Friday, December 17, 2021

In defence of defence

He's known round here, and one local in Greece described Boris Johnson to me as behaving like a gangster. It made me laugh but I don't think that he's a master criminal. He's not competent enough. His actions are predictable; bravado and bullying quickly followed by cowardice excused by lies. 

But it's not enough to talk about personalities. Johnson is there because he saw an ideological movement as being useful for his ambition. And we need to talk about that ideology and the strategy that flows from it. On the right, this amounts to a rejection of the post-war social democratic settlement. It comes from two sources.

The first is the libertarian strand's hostility to collectivism. The second is authoritarian and populist nationalism. The first sees institutions as obstacles to the operation of free markets, the second as barriers to the exercise of power. Their targets are the same, but they have a dissimilar rationale and want very different ends.

It isn't new. Thatcher began the process, undermining the autonomy of local government and privatising nationalised industries. But she had limits. Notably, in her selectively quoted Bruges speech:

Britain does not dream of some cosy, isolated existence on the fringes of the European Community. Our destiny is in Europe, as part of the Community.

Thatcher was one of the architects of the European single market. It's an extraordinary story as to how her particular view of the future of the EU morphed into a nationalist rejection of British membership in the hands of those who proclaim themselves to be her followers. Euroscepticism was replaced by Europhobia on the Tory right, though, arguably, it was a step on the same path. Brexit removed an important institutional restraint, freeing them to attack other targets, like the BBC and the NHS. Latterly, the targets have become wider still – the judiciary, human rights, and even elements of representative democracy. After all, leaving could only have been achieved at all through bypassing parliamentary democracy with a referendum. 

We mustn't forget that there were also fellow travellers on the left. Corbyn always voted with the far right of the Tory party on EU matters, just as he and members of the Campaign group voted with Conservative rebels against some Covid restrictions. The far left's narrative was that liberal democracy was a sham, the EU a capitalist club, and individual rights a way of securing bourgeois power. Social democracy was a sell-out and a bulwark against socialism.

The problem for the radicals of both right and left is that the demolition of social democratic institutions would not lead to either socialism or a free market utopia. The beneficiaries would be authoritarians, populists, and demagogues. Freed from the constraints of democratic polities, nationalism and authoritarianism only gives us rent-seeking and kleptocracy. 

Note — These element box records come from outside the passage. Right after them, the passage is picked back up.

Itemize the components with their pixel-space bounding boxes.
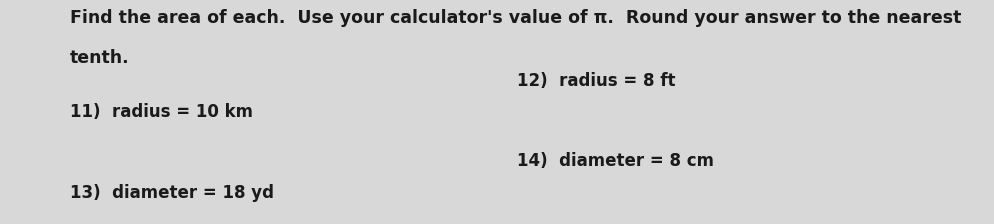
Text: 11)  radius = 10 km: 11) radius = 10 km <box>70 103 252 121</box>
Text: Find the area of each.  Use your calculator's value of π.  Round your answer to : Find the area of each. Use your calculat… <box>70 9 960 27</box>
Text: 14)  diameter = 8 cm: 14) diameter = 8 cm <box>517 152 714 170</box>
Text: 13)  diameter = 18 yd: 13) diameter = 18 yd <box>70 184 273 202</box>
Text: tenth.: tenth. <box>70 49 129 67</box>
Text: 12)  radius = 8 ft: 12) radius = 8 ft <box>517 72 675 90</box>
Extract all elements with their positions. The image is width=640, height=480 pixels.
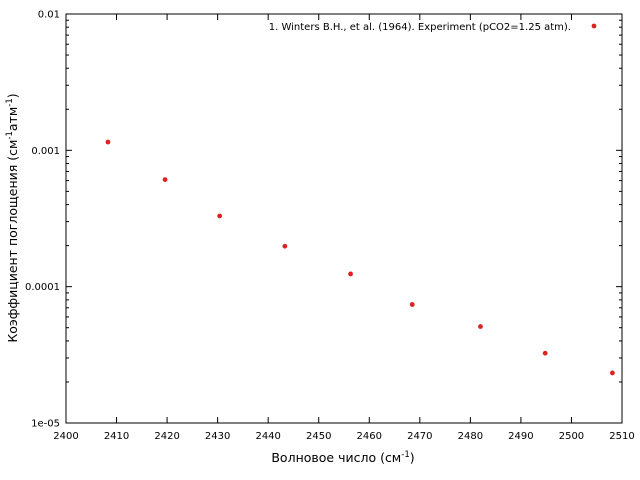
y-tick-label: 0.001	[31, 146, 60, 157]
x-tick-label: 2450	[306, 431, 331, 442]
y-axis-ticks: 1e-05 0.0001 0.001 0.01	[25, 10, 622, 430]
y-axis-title-text-2: атм	[5, 107, 20, 131]
x-tick-label: 2480	[458, 431, 483, 442]
x-axis-title-text: Волновое число (см	[271, 450, 401, 465]
x-tick-label: 2460	[357, 431, 382, 442]
x-tick-label: 2470	[407, 431, 432, 442]
data-point	[348, 271, 353, 277]
y-axis-title: Коэффициент поглощения (см-1атм-1)	[5, 93, 20, 342]
data-point	[217, 213, 223, 219]
y-tick-label: 0.0001	[25, 282, 60, 293]
data-point	[478, 324, 483, 329]
x-axis-title-tail: )	[410, 450, 415, 465]
x-tick-label: 2430	[205, 431, 230, 442]
legend-label: 1. Winters B.H., et al. (1964). Experime…	[269, 22, 571, 33]
data-point	[609, 370, 615, 376]
data-point	[282, 243, 288, 249]
y-axis-title-superscript-2: -1	[5, 98, 15, 106]
y-axis-title-tail: )	[5, 93, 20, 98]
x-tick-label: 2420	[154, 431, 179, 442]
plot-frame	[65, 13, 623, 424]
data-point	[162, 177, 168, 183]
x-tick-label: 2490	[508, 431, 533, 442]
y-tick-label: 0.01	[38, 10, 60, 21]
y-axis-title-superscript-1: -1	[5, 131, 15, 139]
y-tick-label: 1e-05	[31, 419, 60, 430]
x-tick-label: 2510	[609, 431, 634, 442]
data-point	[542, 350, 548, 356]
x-tick-label: 2400	[53, 431, 78, 442]
data-point	[409, 302, 415, 307]
x-tick-label: 2410	[104, 431, 129, 442]
legend: 1. Winters B.H., et al. (1964). Experime…	[269, 22, 597, 33]
x-tick-label: 2500	[559, 431, 584, 442]
y-axis-title-text: Коэффициент поглощения (см	[5, 140, 20, 343]
x-axis-title: Волновое число (см-1)	[271, 450, 414, 465]
data-points	[105, 139, 615, 376]
x-axis-ticks: 2400 2410 2420 2430 2440 2450 2460 2470 2480 2490…	[53, 14, 635, 442]
x-axis-title-superscript: -1	[401, 450, 409, 460]
x-tick-label: 2440	[255, 431, 280, 442]
data-point	[105, 139, 111, 145]
legend-marker	[591, 23, 597, 29]
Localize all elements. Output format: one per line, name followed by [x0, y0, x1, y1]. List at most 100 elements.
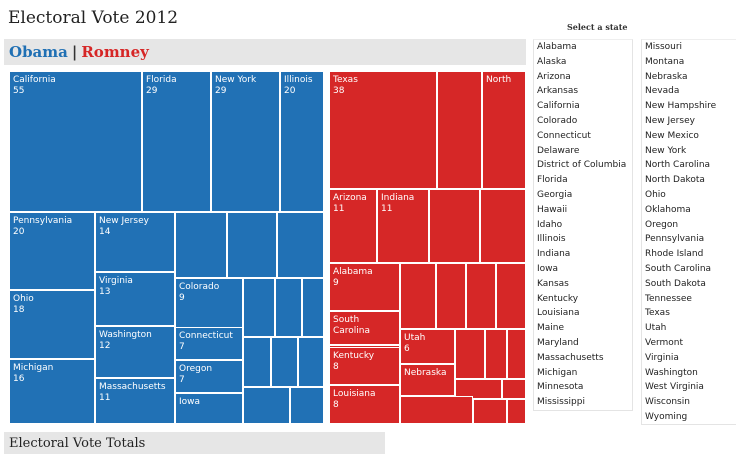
state-option-wisconsin[interactable]: Wisconsin	[645, 397, 690, 408]
state-option-minnesota[interactable]: Minnesota	[537, 382, 584, 393]
treemap-cell-state-17[interactable]	[277, 212, 324, 278]
state-option-idaho[interactable]: Idaho	[537, 219, 563, 230]
treemap-cell-state-37[interactable]	[496, 263, 526, 329]
treemap-cell-oregon[interactable]: Oregon 7	[175, 360, 243, 393]
state-option-california[interactable]: California	[537, 101, 580, 112]
treemap-cell-florida[interactable]: Florida 29	[142, 71, 211, 212]
state-option-missouri[interactable]: Missouri	[645, 42, 683, 52]
treemap-cell-state-24[interactable]	[243, 387, 290, 424]
state-option-south-dakota[interactable]: South Dakota	[645, 278, 706, 289]
state-option-texas[interactable]: Texas	[645, 308, 670, 319]
treemap-cell-state-23[interactable]	[298, 337, 324, 387]
state-option-pennsylvania[interactable]: Pennsylvania	[645, 234, 705, 245]
state-list-column-1[interactable]: Alabama Alaska Arizona Arkansas California Co…	[533, 39, 633, 411]
state-option-florida[interactable]: Florida	[537, 175, 568, 186]
state-option-new-jersey[interactable]: New Jersey	[645, 115, 695, 126]
treemap-cell-state-15[interactable]	[175, 212, 227, 278]
state-option-nevada[interactable]: Nevada	[645, 86, 680, 97]
state-option-alaska[interactable]: Alaska	[537, 56, 567, 67]
treemap-cell-state-47[interactable]	[455, 379, 502, 399]
state-option-delaware[interactable]: Delaware	[537, 145, 580, 156]
treemap-cell-pennsylvania[interactable]: Pennsylvania 20	[9, 212, 95, 290]
treemap-cell-utah[interactable]: Utah 6	[400, 329, 455, 364]
treemap-cell-state-51[interactable]	[473, 399, 507, 424]
treemap-cell-state-36[interactable]	[466, 263, 496, 329]
treemap-cell-new-jersey[interactable]: New Jersey 14	[95, 212, 175, 272]
state-option-north-dakota[interactable]: North Dakota	[645, 175, 705, 186]
state-option-connecticut[interactable]: Connecticut	[537, 130, 591, 141]
state-option-iowa[interactable]: Iowa	[537, 263, 559, 274]
treemap-cell-iowa[interactable]: Iowa	[175, 393, 243, 424]
treemap-cell-washington[interactable]: Washington 12	[95, 326, 175, 378]
treemap-cell-california[interactable]: California 55	[9, 71, 142, 212]
state-option-district-of-columbia[interactable]: District of Columbia	[537, 160, 627, 171]
treemap-cell-michigan[interactable]: Michigan 16	[9, 359, 95, 424]
treemap-cell-state-43[interactable]	[485, 329, 507, 379]
state-option-michigan[interactable]: Michigan	[537, 367, 578, 378]
treemap-cell-state-20[interactable]	[302, 278, 324, 337]
treemap-cell-massachusetts[interactable]: Massachusetts 11	[95, 378, 175, 424]
state-list-column-2[interactable]: Missouri Montana Nebraska Nevada New Hampshi…	[641, 39, 736, 425]
state-option-utah[interactable]: Utah	[645, 323, 667, 334]
state-option-massachusetts[interactable]: Massachusetts	[537, 352, 604, 363]
treemap-cell-state-44[interactable]	[507, 329, 526, 379]
state-option-kentucky[interactable]: Kentucky	[537, 293, 579, 304]
state-option-west-virginia[interactable]: West Virginia	[645, 382, 704, 393]
treemap-cell-state-28[interactable]	[437, 71, 482, 189]
treemap-cell-illinois[interactable]: Illinois 20	[280, 71, 324, 212]
state-option-maine[interactable]: Maine	[537, 323, 565, 334]
treemap-cell-north[interactable]: North	[482, 71, 526, 189]
state-option-new-hampshire[interactable]: New Hampshire	[645, 101, 717, 112]
treemap-cell-ohio[interactable]: Ohio 18	[9, 290, 95, 359]
treemap-cell-state-31[interactable]	[429, 189, 480, 263]
treemap-cell-arizona[interactable]: Arizona 11	[329, 189, 377, 263]
state-option-virginia[interactable]: Virginia	[645, 352, 679, 363]
state-option-washington[interactable]: Washington	[645, 367, 698, 378]
treemap-cell-state-48[interactable]	[502, 379, 526, 399]
state-option-new-mexico[interactable]: New Mexico	[645, 130, 699, 141]
treemap-cell-kentucky[interactable]: Kentucky 8	[329, 347, 400, 385]
state-option-north-carolina[interactable]: North Carolina	[645, 160, 711, 171]
treemap-cell-connecticut[interactable]: Connecticut 7	[175, 327, 243, 360]
state-option-nebraska[interactable]: Nebraska	[645, 71, 688, 82]
treemap-cell-state-21[interactable]	[243, 337, 271, 387]
state-option-hawaii[interactable]: Hawaii	[537, 204, 568, 215]
state-option-louisiana[interactable]: Louisiana	[537, 308, 580, 319]
state-option-vermont[interactable]: Vermont	[645, 337, 684, 348]
treemap-cell-indiana[interactable]: Indiana 11	[377, 189, 429, 263]
state-option-ohio[interactable]: Ohio	[645, 189, 666, 200]
state-option-montana[interactable]: Montana	[645, 56, 685, 67]
state-option-alabama[interactable]: Alabama	[537, 42, 577, 52]
state-option-rhode-island[interactable]: Rhode Island	[645, 249, 704, 260]
treemap-cell-texas[interactable]: Texas 38	[329, 71, 437, 189]
treemap-cell-louisiana[interactable]: Louisiana 8	[329, 385, 400, 424]
state-option-arizona[interactable]: Arizona	[537, 71, 571, 82]
state-option-new-york[interactable]: New York	[645, 145, 687, 156]
state-option-maryland[interactable]: Maryland	[537, 337, 579, 348]
state-option-tennessee[interactable]: Tennessee	[645, 293, 692, 304]
treemap-cell-state-16[interactable]	[227, 212, 277, 278]
treemap-cell-state-18[interactable]	[243, 278, 275, 337]
treemap-cell-state-42[interactable]	[455, 329, 485, 379]
treemap-cell-nebraska[interactable]: Nebraska	[400, 364, 455, 396]
treemap-cell-new-york[interactable]: New York 29	[211, 71, 280, 212]
state-option-oregon[interactable]: Oregon	[645, 219, 679, 230]
treemap-cell-alabama[interactable]: Alabama 9	[329, 263, 400, 311]
treemap-cell-south-carolina[interactable]: South Carolina	[329, 311, 400, 345]
state-option-colorado[interactable]: Colorado	[537, 115, 578, 126]
state-option-mississippi[interactable]: Mississippi	[537, 397, 585, 408]
state-option-kansas[interactable]: Kansas	[537, 278, 569, 289]
state-option-wyoming[interactable]: Wyoming	[645, 411, 688, 422]
treemap-cell-virginia[interactable]: Virginia 13	[95, 272, 175, 326]
obama-label[interactable]: Obama	[9, 43, 68, 61]
state-option-illinois[interactable]: Illinois	[537, 234, 566, 245]
romney-label[interactable]: Romney	[81, 43, 149, 61]
treemap-cell-state-35[interactable]	[436, 263, 466, 329]
treemap-cell-state-32[interactable]	[480, 189, 526, 263]
treemap-cell-state-22[interactable]	[271, 337, 298, 387]
state-option-arkansas[interactable]: Arkansas	[537, 86, 579, 97]
treemap-cell-state-50[interactable]	[400, 396, 473, 424]
state-option-south-carolina[interactable]: South Carolina	[645, 263, 712, 274]
state-option-oklahoma[interactable]: Oklahoma	[645, 204, 691, 215]
treemap-cell-state-25[interactable]	[290, 387, 324, 424]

The biggest obstacle the radicals faced is that these institutions work. The post-war settlement has given us sustained prosperity, greater individual liberty and growing equality. That's why the Brexiters had to rely on fabrications, misrepresentation, and outright lying. Given this assault, the defence of these gains is the primary purpose of democratic politics. 

This all sounds rather conservative, an almost Burkeian defence of the status quo. And in one sense it is, and certainly it was the heart of post-war mainstream conservatism until the radicals created a dysfunctional Conservative Party in their own image. But the difference for the left, my left, is that liberal democratic institutions are not obstacles to progress, nor are they an end in themselves, but the foundations on which a better society can be built. To abandon them is to risk descending into the authoritarian abyss.